Richard Rawlins, ‘The True Crown’, (from the series, I AM SUGAR, 2018). (Copyright of the artist)

Is there a particular distinguishing characteristic or unique flavor embedded in Black British art that informs its ethos? Did your own interest in Carnival as a site of artistic inquiry color your approach to the exhibition?

I don’t think there’s a particular distinguishing characteristic in Black British art that informs its ethos, but more that the goal-posts of living and working in Britain give us an aesthetic barometer, by looking at everything around us in a city like this and using those as points of influence within our contemporary Black art making. What I find really interesting is the honing of materials — how people create narrative in their work, be it installation or sculpture, with a new hybridity of future-world materials. For example, we’ve seen mask-making evolve such as with my own use of automobiles or LR Vandy’s use of boat hulls – we’re questioning our future through Afrofuturism. Equally I’ve been interested by how we’ve had to draw ourselves into historical situations we were written out of, and the continuum of that; and how contemporary artists consider themselves in context of British history and a British future.

The importance of the exhibited works is this sense of pride, not worrying if it’s allowed or not.  The artists are saying: “I can only apologise if this affects you; this is my soul, my beliefs and my ancestry, and I want to revere it.”  Get Up, Stand Up Now is the school of loud, proud and unbowed.

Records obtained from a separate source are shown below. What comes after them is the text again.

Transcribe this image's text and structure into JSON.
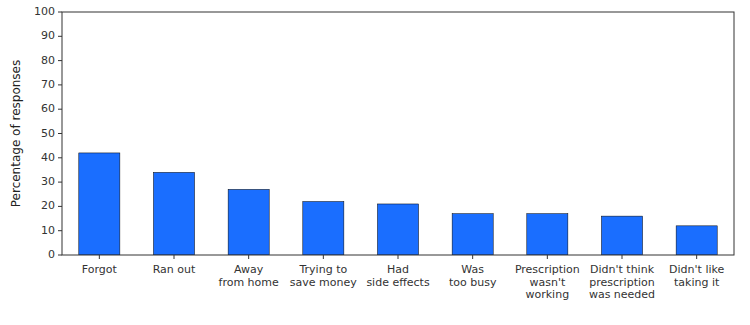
{
  "chart_data": {
    "type": "bar",
    "categories": [
      "Forgot",
      "Ran out",
      "Away\nfrom home",
      "Trying to\nsave money",
      "Had\nside effects",
      "Was\ntoo busy",
      "Prescription\nwasn't\nworking",
      "Didn't think\nprescription\nwas needed",
      "Didn't like\ntaking it"
    ],
    "values": [
      42,
      34,
      27,
      22,
      21,
      17,
      17,
      16,
      12
    ],
    "color": "#1a6eff",
    "ylabel": "Percentage of responses",
    "ylim": [
      0,
      100
    ],
    "yticks": [
      0,
      10,
      20,
      30,
      40,
      50,
      60,
      70,
      80,
      90,
      100
    ],
    "grid": false
  }
}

Yinka Shonibare CBE, ‘Self Portrait (after Warhol) 6’ (2013). (Courtesy of Stephen Friedman Gallery, London and James Cohen Gallery, New York)

The exhibit features groundbreakers from the Windrush generation next to more recently recognized artists, like Deborah Roberts and musicians like Jillionaire. What is the importance of creating the exhibit as an intergenerational space?

Placing intergenerational works in this show side-by-side allows us to look at the evolution and connections between them. I feel really strongly that the political and cultural dialogue that was very set within Black music — from blues, jazz and hip-hop to reggae and calypso — has, in the last 20 years, moved into the contemporary art practice. I say that because, as a kid, Black music really represented culture and a fatherly voice, often in the absence of parents. Sound systems were totemic as places of congregation where you could find a sense of self, a sense of belonging, a sense of identity. Reggae music had always put a cultural imprint into teaching you to recognize your self-importance, to respect your sisters, to try and enrich your life and world with a sense of African heritage, and to take pride in that.

I have identified and invited artists who have similarly made a significant contribution to shaping this country’s creatives and the cultural and political landscape in general. Innovative work that challenges the systems of power and representation and continues to change the consciousness of society today.  

What I’m excited about within the scope of this exhibition is putting into context a sense of history. So we can recognize who these Black pioneers were and what their struggles were; how they came together as a group prior to the digital age; how they found one another, that sense of community; and, on a bigger scale, that this was part of a much broader political fight being fought globally, that we are continuing today.

Jenn Nkiru, ‘Still from Neneh Cherry, Kong’ (2018). (Copyright of the artist copy)

Get Up, Stand Up Now is on view at Somerset House, Central London through SEptember 15th.